Los tres subimos al escenario y nos sentamos en nuestras sillas correspondientes. Yo estoy al lado de Peeta y Haymitch. Empieza a llegar gente, y localizo a Prim entre la multitud. Está tan pálida como el papel. Tardo unos minutos más en localizar a mi madre, pero ahí está, con la mirada perdida en un punto. Intento localizar a Gale, pero no le encuentro.
Effie se levanta y se acerca al micrófono. Me empiezan a sudar las manos y a pitar los oídos. Sólo soy capaz de percibir palabras sueltas de las que dice Effie. "Felices juegos del hambre, que la suerte esté siempre, siempre, siempre de vuestra parte! Blah blah blah, capitolio, blah blah blah" Todo son pitidos. Me suda y tiembla todo el cuerpo. Me arrepiento de haber desayunado. ¿Voy a vomitar aquí, en medio de toda esta gente? ¿Seré el hazmerreír de Panem durante todos los Juegos? Se me empieza a nublar la vista y veo puntitos verdes por todas partes. ¿Qué diablos planea Snow para hacerme pagar todo lo sucedido en la Arena?

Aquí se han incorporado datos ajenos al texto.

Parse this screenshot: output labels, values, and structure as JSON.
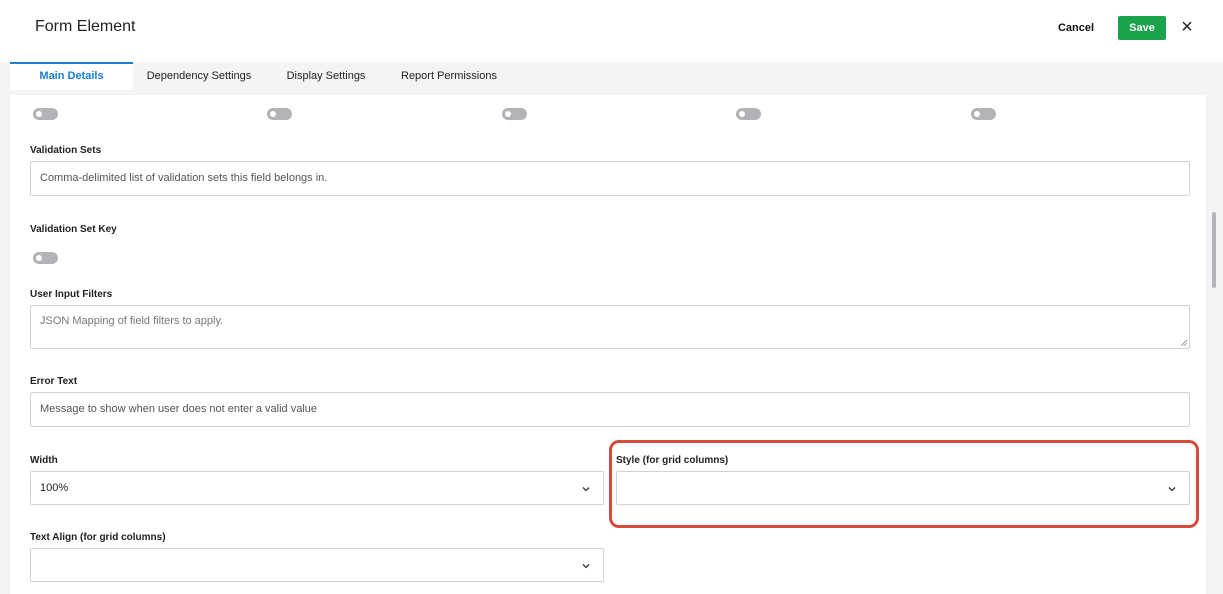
{
  "header": {
    "title": "Form Element",
    "cancel_label": "Cancel",
    "save_label": "Save",
    "close_glyph": "×"
  },
  "tabs": [
    {
      "label": "Main Details",
      "active": true
    },
    {
      "label": "Dependency Settings",
      "active": false
    },
    {
      "label": "Display Settings",
      "active": false
    },
    {
      "label": "Report Permissions",
      "active": false
    }
  ],
  "toggles_row": [
    {
      "state": "off"
    },
    {
      "state": "off"
    },
    {
      "state": "off"
    },
    {
      "state": "off"
    },
    {
      "state": "off"
    }
  ],
  "fields": {
    "validation_sets": {
      "label": "Validation Sets",
      "value": "Comma-delimited list of validation sets this field belongs in."
    },
    "validation_set_key": {
      "label": "Validation Set Key",
      "toggle_state": "off"
    },
    "user_input_filters": {
      "label": "User Input Filters",
      "placeholder": "JSON Mapping of field filters to apply."
    },
    "error_text": {
      "label": "Error Text",
      "value": "Message to show when user does not enter a valid value"
    },
    "width": {
      "label": "Width",
      "selected": "100%"
    },
    "style": {
      "label": "Style (for grid columns)",
      "selected": ""
    },
    "text_align": {
      "label": "Text Align (for grid columns)",
      "selected": ""
    }
  },
  "colors": {
    "accent": "#1a7fd4",
    "save": "#1aa34a",
    "highlight": "#d24c3b",
    "toggle_off": "#b3b3b7"
  },
  "icons": [
    "close-icon",
    "chevron-down-icon",
    "resize-grip-icon"
  ]
}
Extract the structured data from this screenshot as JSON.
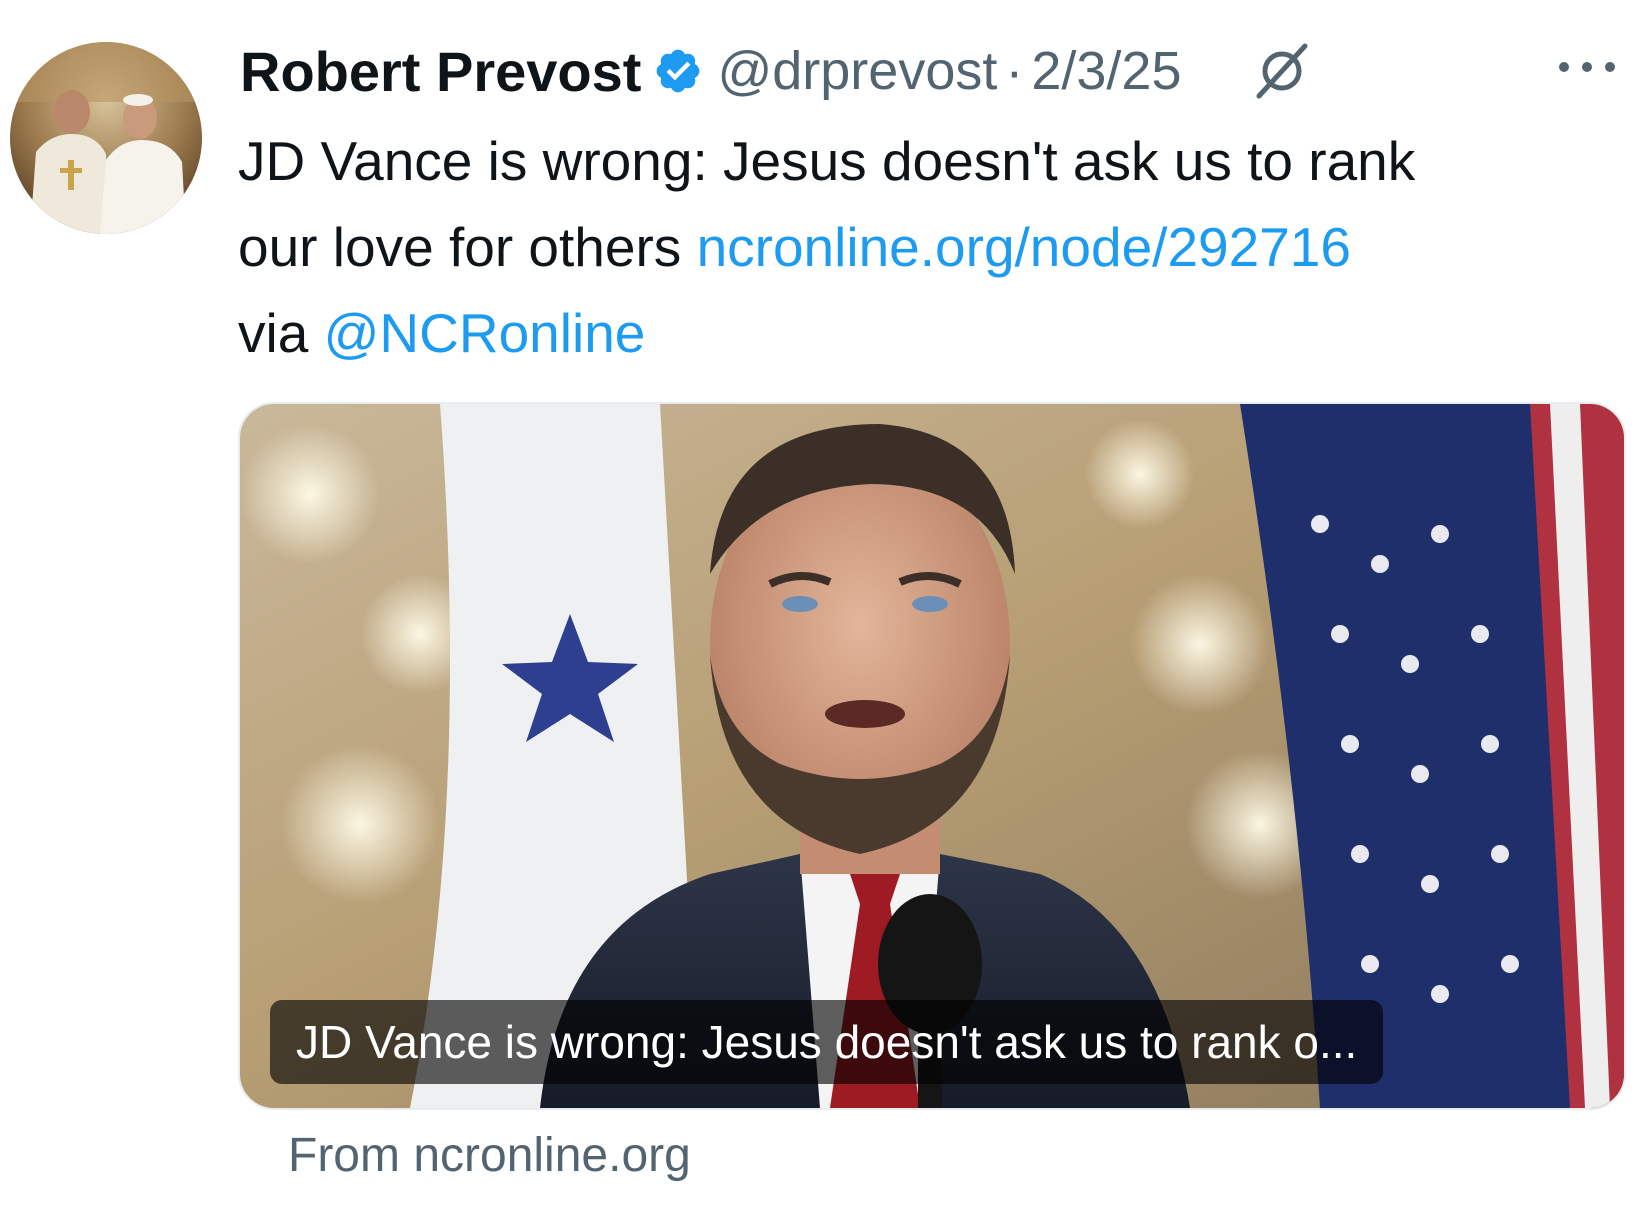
{
  "tweet": {
    "author_name": "Robert Prevost",
    "handle": "@drprevost",
    "separator": "·",
    "date": "2/3/25",
    "verified_color": "#1d9bf0",
    "text_line1": "JD Vance is wrong: Jesus doesn't ask us to rank",
    "text_line2_prefix": "our love for others ",
    "link_url_text": "ncronline.org/node/292716",
    "text_line3_prefix": "via ",
    "mention": "@NCRonline",
    "link_color": "#1d9bf0"
  },
  "card": {
    "caption": "JD Vance is wrong: Jesus doesn't ask us to rank o...",
    "source": "From ncronline.org"
  },
  "icons": {
    "verified": "verified-badge-icon",
    "grok": "grok-icon",
    "more": "more-options-icon"
  }
}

-¡Las damas primero!.-exclama Effie, con su voz cantarina.
Este es el momento. No. Prim no puede salir otra vez, las probabilidades son remotas. Pero Snow ha intervenido en la cosecha, claro. Pero no, no, no y no. Me niego a creerlo.
-¡Emily Burdock!
Los puntitos verdes desaparecen poco a poco. El mareo empieza a disminuir y comienzo a respirar menos ajetreadamente. Los pitidos continúan, pero también disminuyen. Me limpio el sudor de las manos en el vestido. ¿Cómo iba a amañar Snow una Cosecha para que saliera Prim? Es ridículo, ni si quiera sé cómo he pensado en ello. Respiro poco a poco, y empiezo a buscar a Prim entre la multitud, quiero ver cómo sonríe y su cara de tranquilidad. Sin embargo, cuando la encuentro, no está sonriendo. Tampoco parece tranquila. De hecho, me está mirando a mí con preocupación y sorpresa. Miro a mi alrededor y un número considerable de personas, como mi madre, Haymitch, Peeta o Madge me están mirando fijamente.
Entonces es cuando oigo a Effie claramente decir: "¿Gale Hawthorne? ¿Dónde estás, querido? ¡Sube aquí arriba!"